Yeşil hidrojenin maliyetini etkileyen önemli olgulardan biri de talebin sürekli olmasına rağmen yenilenebilir kaynaklardan sağlanan enerji arzının salınım göstermesidir. Sabit bir arz oluşturabilmek için de üretilen elektriğin depolanması gereklidir. Bu depolama da bugün için fazlasıyla bir ek maliyet taşıdığından üretim yeşil yerine mavi hidrojeni tercih etmektedir. Mavi hidrojen üretiminde ise salınan karbondioksidin yakalanması ve saklanması benzer büyüklükte bir maddi yük getirmenin ötesinde teknolojik zorluklar da içerdiğinden şimdilik bu üretim yöntemlerinin ikisi de taşımacılık alanında yaygın olarak kullanılabilecek yararlılıkta değildir.

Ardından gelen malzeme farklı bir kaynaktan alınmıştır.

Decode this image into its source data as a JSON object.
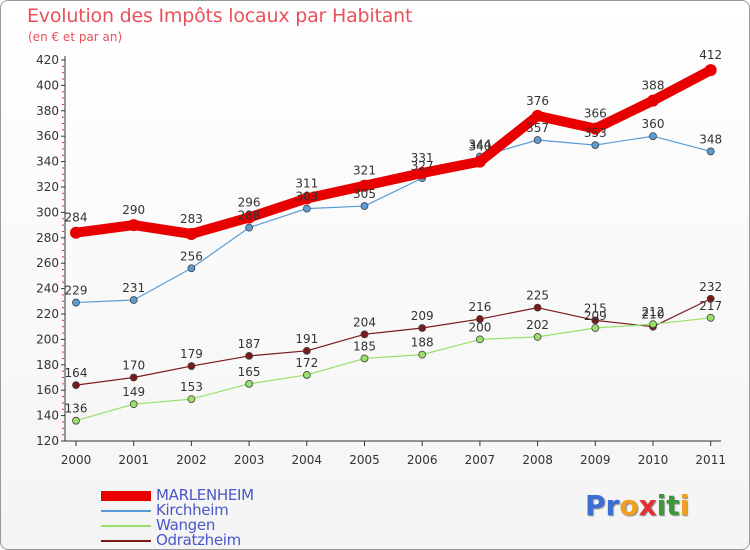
{
  "header": {
    "title": "Evolution des Impôts locaux par Habitant",
    "subtitle": "(en € et par an)"
  },
  "logo": {
    "letters": [
      "P",
      "r",
      "o",
      "x",
      "i",
      "t",
      "i"
    ],
    "colors": [
      "#3a6fd8",
      "#3a6fd8",
      "#f0a020",
      "#e03030",
      "#3a9a3a",
      "#3a9a3a",
      "#f0a020"
    ]
  },
  "chart_data": {
    "type": "line",
    "title": "Evolution des Impôts locaux par Habitant",
    "subtitle": "(en € et par an)",
    "x": [
      "2000",
      "2001",
      "2002",
      "2003",
      "2004",
      "2005",
      "2006",
      "2007",
      "2008",
      "2009",
      "2010",
      "2011"
    ],
    "ylim": [
      120,
      420
    ],
    "yticks": [
      120,
      140,
      160,
      180,
      200,
      220,
      240,
      260,
      280,
      300,
      320,
      340,
      360,
      380,
      400,
      420
    ],
    "grid": false,
    "legend_position": "bottom-left",
    "series": [
      {
        "name": "MARLENHEIM",
        "color": "#e80000",
        "values": [
          284,
          290,
          283,
          296,
          311,
          321,
          331,
          340,
          376,
          366,
          388,
          412
        ],
        "labels": [
          "284",
          "290",
          "283",
          "296",
          "311",
          "321",
          "331",
          "340",
          "376",
          "366",
          "388",
          "412"
        ]
      },
      {
        "name": "Kirchheim",
        "color": "#5b9bd5",
        "values": [
          229,
          231,
          256,
          288,
          303,
          305,
          327,
          344,
          357,
          353,
          360,
          348
        ],
        "labels": [
          "229",
          "231",
          "256",
          "288",
          "303",
          "305",
          "327",
          "344",
          "357",
          "353",
          "360",
          "348"
        ]
      },
      {
        "name": "Wangen",
        "color": "#99e06a",
        "values": [
          136,
          149,
          153,
          165,
          172,
          185,
          188,
          200,
          202,
          209,
          212,
          217
        ],
        "labels": [
          "136",
          "149",
          "153",
          "165",
          "172",
          "185",
          "188",
          "200",
          "202",
          "209",
          "212",
          "217"
        ]
      },
      {
        "name": "Odratzheim",
        "color": "#7a1a1a",
        "values": [
          164,
          170,
          179,
          187,
          191,
          204,
          209,
          216,
          225,
          215,
          210,
          232
        ],
        "labels": [
          "164",
          "170",
          "179",
          "187",
          "191",
          "204",
          "209",
          "216",
          "225",
          "215",
          "210",
          "232"
        ]
      }
    ]
  }
}
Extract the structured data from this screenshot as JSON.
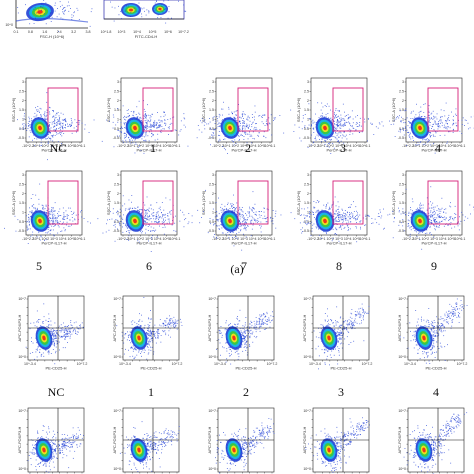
{
  "figure": {
    "part_label": "(a)",
    "colors": {
      "density_low": "#1f3fd6",
      "density_mid": "#19b8e6",
      "density_mid2": "#3cc93c",
      "density_high": "#f2e21c",
      "density_peak": "#f02a1a",
      "gate": "#d61e78",
      "quadrant": "#111111",
      "axis": "#222222"
    }
  },
  "chart_data": [
    {
      "type": "scatter",
      "plot": "top-left-cropped",
      "xlabel": "FSC-H (10^6)",
      "xticks": [
        "0.1",
        "0.8",
        "1.6",
        "2.4",
        "3.2",
        "3.8"
      ],
      "yticks": [
        "10^0"
      ]
    },
    {
      "type": "scatter",
      "plot": "top-right-cropped",
      "xlabel": "FITC-CD4-H",
      "xticks": [
        "10^1.8",
        "10^3",
        "10^4",
        "10^5",
        "10^6",
        "10^7.2"
      ]
    },
    {
      "type": "scatter",
      "group": "IL-17 gating",
      "xlabel": "PerCP-IL17-H",
      "ylabel": "SSC-A (10^6)",
      "xticks": [
        "-10^2.2",
        "10^1",
        "10^2",
        "10^3",
        "10^4",
        "10^5",
        "10^6.1"
      ],
      "yticks": [
        "-0.5",
        "0.5",
        "1",
        "1.5",
        "2",
        "2.5",
        "3"
      ],
      "gate": "rectangle",
      "samples": [
        "NC",
        "1",
        "2",
        "3",
        "4",
        "5",
        "6",
        "7",
        "8",
        "9"
      ]
    },
    {
      "type": "scatter",
      "group": "Treg quadrant",
      "xlabel": "PE-CD25-H",
      "ylabel": "APC-FOXP3-H",
      "xticks": [
        "10^-3.4",
        "10^1",
        "10^2",
        "10^3",
        "10^4",
        "10^5",
        "10^6",
        "10^7.2"
      ],
      "yticks": [
        "10^0",
        "10^1",
        "10^2",
        "10^3",
        "10^4",
        "10^5",
        "10^6",
        "10^7"
      ],
      "gate": "quadrant",
      "samples": [
        "NC",
        "1",
        "2",
        "3",
        "4"
      ]
    }
  ]
}
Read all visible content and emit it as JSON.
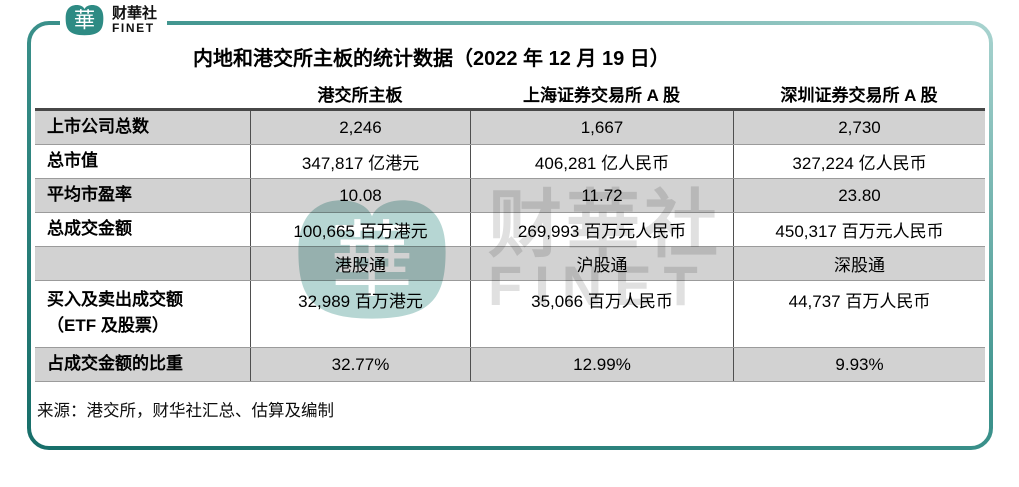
{
  "brand": {
    "name_cn": "财華社",
    "name_en": "FINET",
    "seal_glyph": "華"
  },
  "watermark": {
    "name_cn": "财華社",
    "name_en": "FINET"
  },
  "source": "来源：港交所，财华社汇总、估算及编制",
  "colors": {
    "frame_teal_dark": "#176e69",
    "frame_teal_light": "#a8d3cf",
    "logo_teal": "#2e8b84",
    "row_shade": "#d2d2d2",
    "table_top_border": "#474747",
    "watermark_teal": "#7ab5ae",
    "watermark_gray": "#c7c7c7"
  },
  "chart_data": {
    "type": "table",
    "title": "内地和港交所主板的统计数据（2022 年 12 月 19 日）",
    "columns": [
      "港交所主板",
      "上海证券交易所 A 股",
      "深圳证券交易所 A 股"
    ],
    "rows": [
      {
        "label": "上市公司总数",
        "values": [
          "2,246",
          "1,667",
          "2,730"
        ],
        "shade": true,
        "tall": false
      },
      {
        "label": "总市值",
        "values": [
          "347,817 亿港元",
          "406,281 亿人民币",
          "327,224 亿人民币"
        ],
        "shade": false,
        "tall": false
      },
      {
        "label": "平均市盈率",
        "values": [
          "10.08",
          "11.72",
          "23.80"
        ],
        "shade": true,
        "tall": false
      },
      {
        "label": "总成交金额",
        "values": [
          "100,665 百万港元",
          "269,993 百万元人民币",
          "450,317 百万元人民币"
        ],
        "shade": false,
        "tall": false
      },
      {
        "label": "",
        "values": [
          "港股通",
          "沪股通",
          "深股通"
        ],
        "shade": true,
        "tall": false
      },
      {
        "label": "买入及卖出成交额\n（ETF 及股票）",
        "values": [
          "32,989 百万港元",
          "35,066 百万人民币",
          "44,737 百万人民币"
        ],
        "shade": false,
        "tall": true
      },
      {
        "label": "占成交金额的比重",
        "values": [
          "32.77%",
          "12.99%",
          "9.93%"
        ],
        "shade": true,
        "tall": false
      }
    ]
  }
}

Bunların ötesinde hidrojenin depolanması ve taşınması da ek bir maliyet getirmektedir. Özellikle güneş verüzgar enerjisinin bolca üretilebildiği bölgelerle taşımacılıkta hidrojen ihtiyacı olan bölgelerin genelde yakın olmaması ya yenilenebilir kaynaklardan üretilen elektriğin ya da bununla üretilen hidrojenin taşınmasını gerekli kılar. Her iki durum da bugünkü şartlarla kıyaslandığında önemli yatırımlar yapılmasına neden olur. Bildiğiniz gibi hidrojen saklanması ve taşınması çok da kolay olan bir gaz değildir. Bu nedenle de kullanımının her aşaması benzinli ve hatta LPG kullanılan araçlara göre fazlasıyla özen gerektirecektir.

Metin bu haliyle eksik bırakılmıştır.